物議を醸した問題作が劇場公開へ――キム・ギドク監督「人間の時間」20年3月に披露

藤井美菜、チャン・グンソク、オダギリジョーらが共演 (C) 2018 KIM Ki-duk Film. All Rights Reserved.
藤井美菜、チャン・グンソク、オダギリジョーらが共演 (C) 2018 KIM Ki-duk Film. All Rights Reserved.

 [映画.com ニュース] キム・ギドク監督の最新作「Human, Space, Time and Human(原題)」が、「人間の時間」の邦題で2020年3月から劇場公開されることが決定。あわせて、雲の中を航行している軍艦をとらえたキービジュアルがお披露目された。

 本作は、カンヌ、ベネチア、ベルリンといった世界三大映画祭で戴冠を果たしたキム監督の長編第23作。第68回ベルリン国際映画祭パノラマ・スペシャル部門招待作品としてプレミア上映され、賛否両論を巻き起こした。日本では「人間、空間、時間、そして人間」の仮題で「ゆうばり国際ファンタスティック映画祭2019」オープニング招待作品として披露。キム監督がセクシャルハラスメント、性的暴行を告発されていたという事件を受け、映画祭へのラインナップの是非を問い、大きな物議を醸していた。

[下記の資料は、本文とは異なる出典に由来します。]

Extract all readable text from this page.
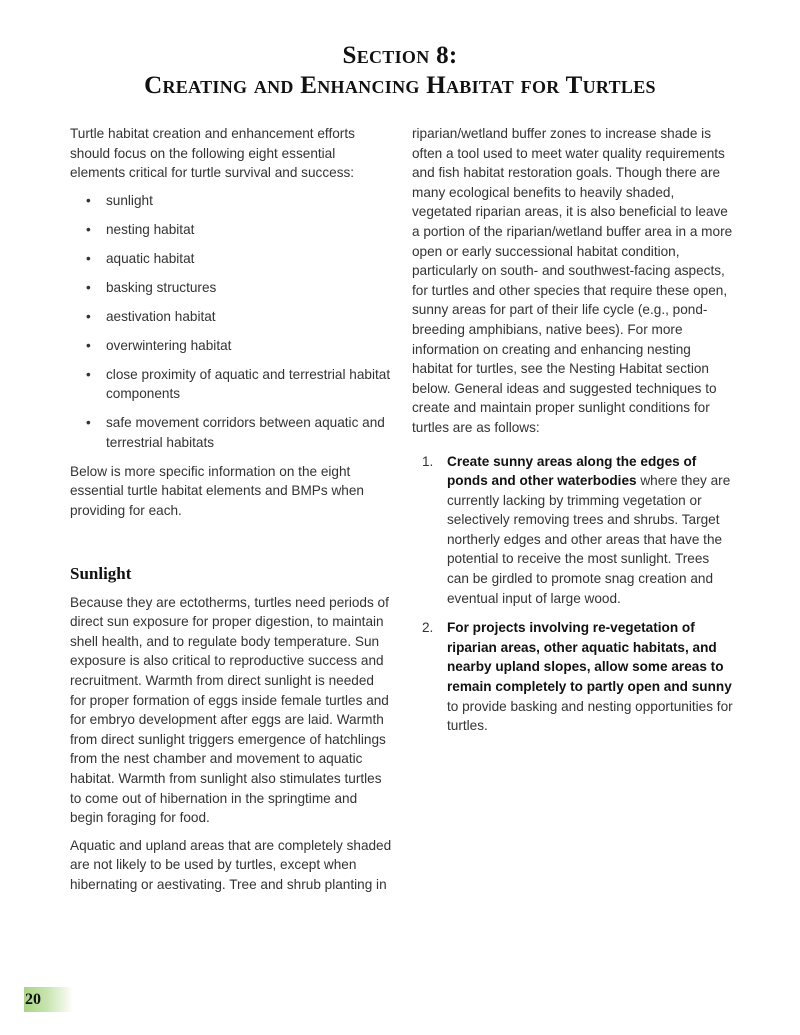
Section 8:
Creating and Enhancing Habitat for Turtles

Turtle habitat creation and enhancement efforts should focus on the following eight essential elements critical for turtle survival and success:

• sunlight
• nesting habitat
• aquatic habitat
• basking structures
• aestivation habitat
• overwintering habitat
• close proximity of aquatic and terrestrial habitat components
• safe movement corridors between aquatic and terrestrial habitats

Below is more specific information on the eight essential turtle habitat elements and BMPs when providing for each.

Sunlight

Because they are ectotherms, turtles need periods of direct sun exposure for proper digestion, to maintain shell health, and to regulate body temperature. Sun exposure is also critical to reproductive success and recruitment. Warmth from direct sunlight is needed for proper formation of eggs inside female turtles and for embryo development after eggs are laid. Warmth from direct sunlight triggers emergence of hatchlings from the nest chamber and movement to aquatic habitat. Warmth from sunlight also stimulates turtles to come out of hibernation in the springtime and begin foraging for food.

Aquatic and upland areas that are completely shaded are not likely to be used by turtles, except when hibernating or aestivating. Tree and shrub planting in

riparian/wetland buffer zones to increase shade is often a tool used to meet water quality requirements and fish habitat restoration goals. Though there are many ecological benefits to heavily shaded, vegetated riparian areas, it is also beneficial to leave a portion of the riparian/wetland buffer area in a more open or early successional habitat condition, particularly on south- and southwest-facing aspects, for turtles and other species that require these open, sunny areas for part of their life cycle (e.g., pond-breeding amphibians, native bees). For more information on creating and enhancing nesting habitat for turtles, see the Nesting Habitat section below. General ideas and suggested techniques to create and maintain proper sunlight conditions for turtles are as follows:

1. Create sunny areas along the edges of ponds and other waterbodies where they are currently lacking by trimming vegetation or selectively removing trees and shrubs. Target northerly edges and other areas that have the potential to receive the most sunlight. Trees can be girdled to promote snag creation and eventual input of large wood.
2. For projects involving re-vegetation of riparian areas, other aquatic habitats, and nearby upland slopes, allow some areas to remain completely to partly open and sunny to provide basking and nesting opportunities for turtles.
20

 様々な年齢と職業の人間が、役目を終えた軍艦に乗り合い、クルーズ旅行を楽しんでいた。だが、軍艦が異次元へと辿り着いてしまったことによって、取り残された乗客たちが生き残りをかけて様々な悲劇的事件を起こしていく。極限状態のなか、道徳と倫理を越えてむき出しになる欲望を通し、人間の深淵を描き出すことで、スクリーンから人類の持つ暴力性と自然の摂理を突きつけてくる。